A grande contradição dos sistemas filosóficos que se propõem reside muitas vezes numa questão de base, fundamental e transversal a todos eles: a definição do método de tratamento de um determinado tema. Essa metodologia oscila, na maior parte dos casos, entre ou uma abordagem analítica, ou uma abordagem sintética. Aqui se propõe uma nova abordagem que supera ambas.

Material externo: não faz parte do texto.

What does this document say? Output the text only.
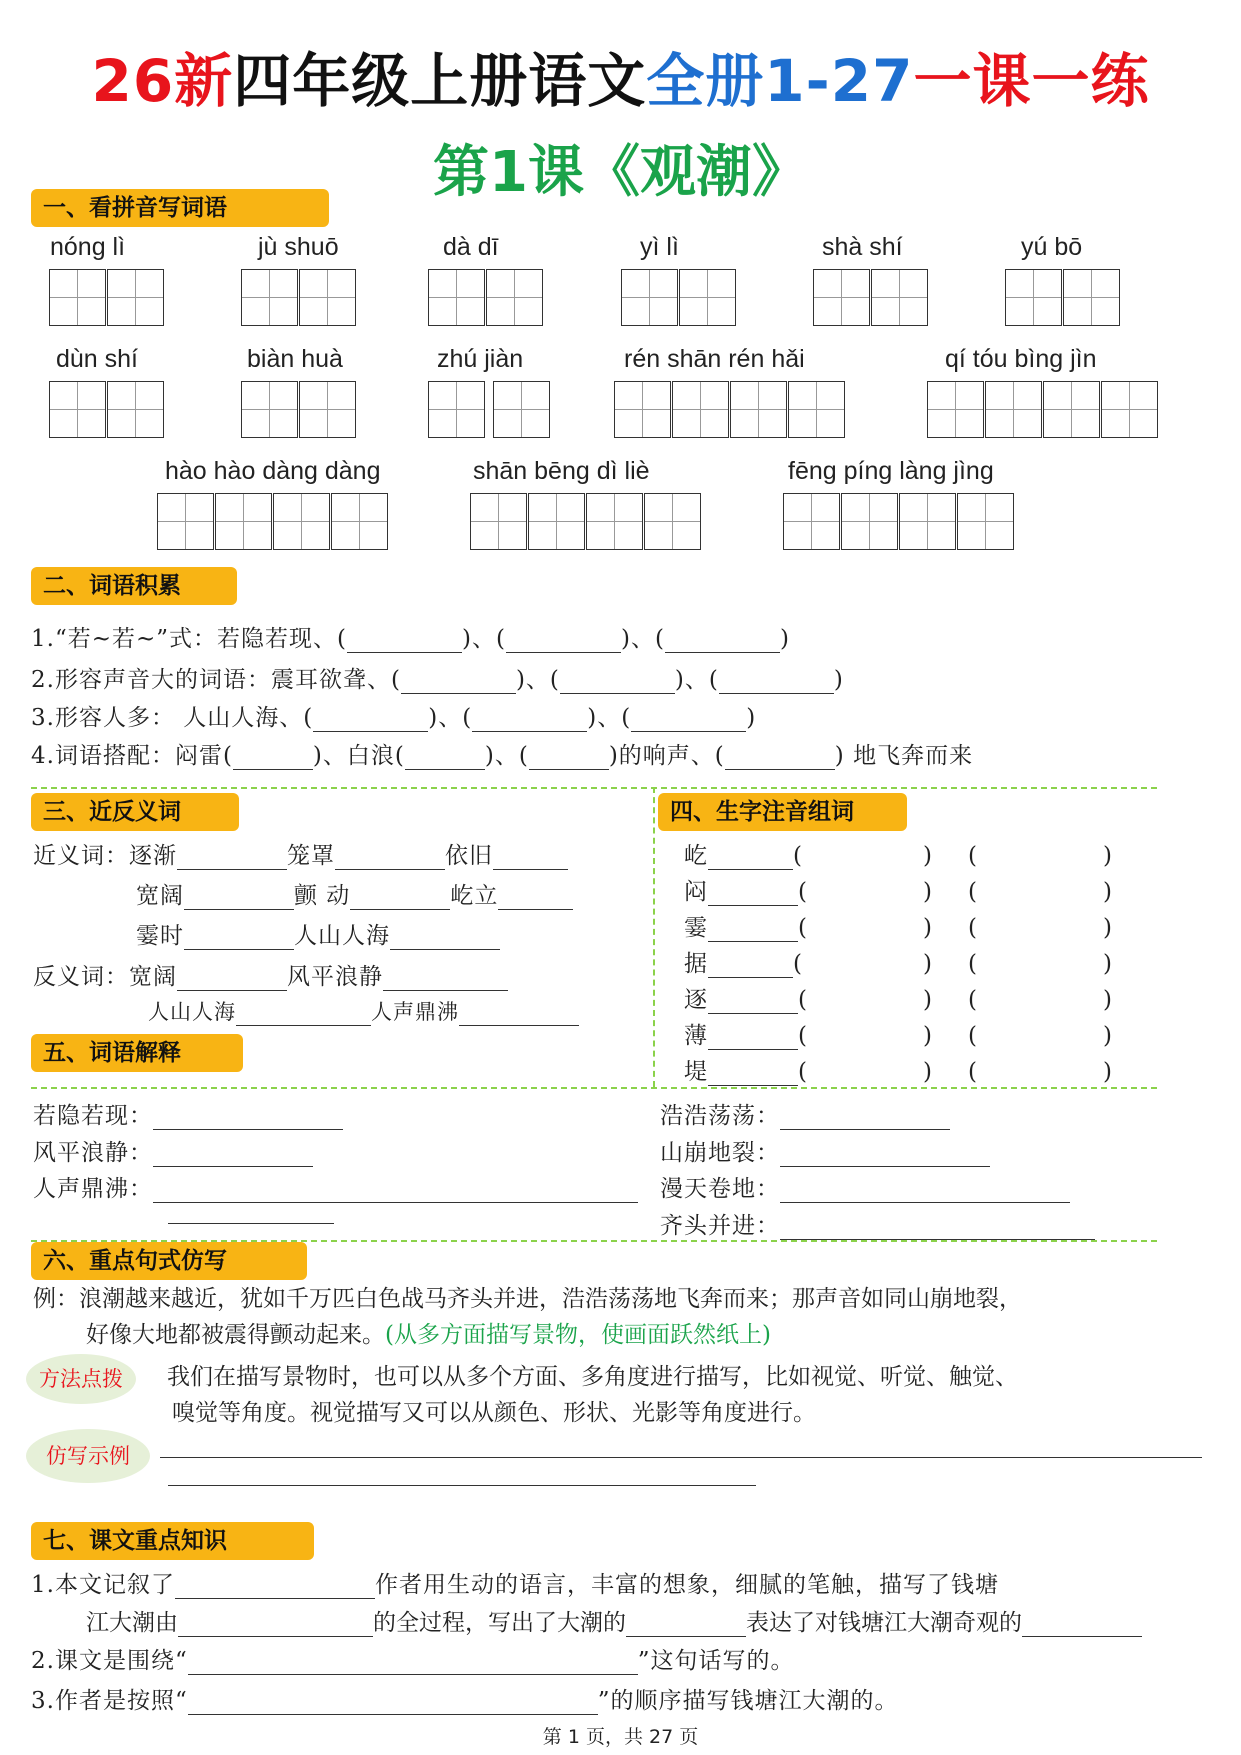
26新四年级上册语文全册1-27一课一练
第1课《观潮》
一、看拼音写词语
nóng lì	jù shuō	dà dī	yì lì	shà shí	yú bō
dùn shí	biàn huà	zhú jiàn	rén shān rén hǎi	qí tóu bìng jìn
hào hào dàng dàng	shān bēng dì liè	fēng píng làng jìng
二、词语积累
1.“若~若~”式：若隐若现、(	)、(	)、(	)
2.形容声音大的词语：震耳欲聋、(	)、(	)、(	)
3.形容人多： 人山人海、(	)、(	)、(	)
4.词语搭配：闷雷(	)、白浪(	)、(	)的响声、(	) 地飞奔而来
三、近反义词
近义词：逐渐	笼罩	依旧
宽阔	颤 动	屹立
霎时	人山人海
反义词：宽阔	风平浪静
人山人海	人声鼎沸
四、生字注音组词
屹	(	) (	)
闷	(	) (	)
霎	(	) (	)
据	(	) (	)
逐	(	) (	)
薄	(	) (	)
堤	(	) (	)
五、词语解释
若隐若现：
风平浪静：
人声鼎沸：

浩浩荡荡：
山崩地裂：
漫天卷地：
齐头并进：
六、重点句式仿写
例：浪潮越来越近，犹如千万匹白色战马齐头并进，浩浩荡荡地飞奔而来；那声音如同山崩地裂，
好像大地都被震得颤动起来。(从多方面描写景物，使画面跃然纸上)
方法点拨	我们在描写景物时，也可以从多个方面、多角度进行描写，比如视觉、听觉、触觉、
嗅觉等角度。视觉描写又可以从颜色、形状、光影等角度进行。
仿写示例

七、课文重点知识
1.本文记叙了	作者用生动的语言，丰富的想象，细腻的笔触，描写了钱塘
江大潮由	的全过程，写出了大潮的	表达了对钱塘江大潮奇观的
2.课文是围绕“	”这句话写的。
3.作者是按照“	”的顺序描写钱塘江大潮的。
第 1 页，共 27 页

As abordagens analíticas têm em comum o facto de se basearem na análise das partes, e só posteriormente, e por soma individual dessas partes, considerarem o todo. O todo é, assim, visto como a soma individual das partes, e pode ser então explicado de modo consistente e acabado pela análise das propriedades das partes. Para este modelo atomista, as propriedades do todo são a soma das propriedades das partes que o compõem. Tal perspectiva é redutora porque a percepção humana, tal como a conhecemos, não capta simples e individuais partes excluídas de qualquer contexto. Os avanços na Psicologia, sobretudo no que diz respeito ao estudo das percepções humanas, e neste campo o gestaltismo tem o seu mérito, mostram que nós, seres humanos, percepcionamos todos, ou para utilizar a expressão alemã correspondente (ou, melhor dizendo, mais elucidativa), Gestalts. Definem-se estes "todos" ou "Gestalts" como totalidades organizadas e estruturadas de forma específica (ver os estudos sobre a percepção das chamadas ilusões de óptica, etc.).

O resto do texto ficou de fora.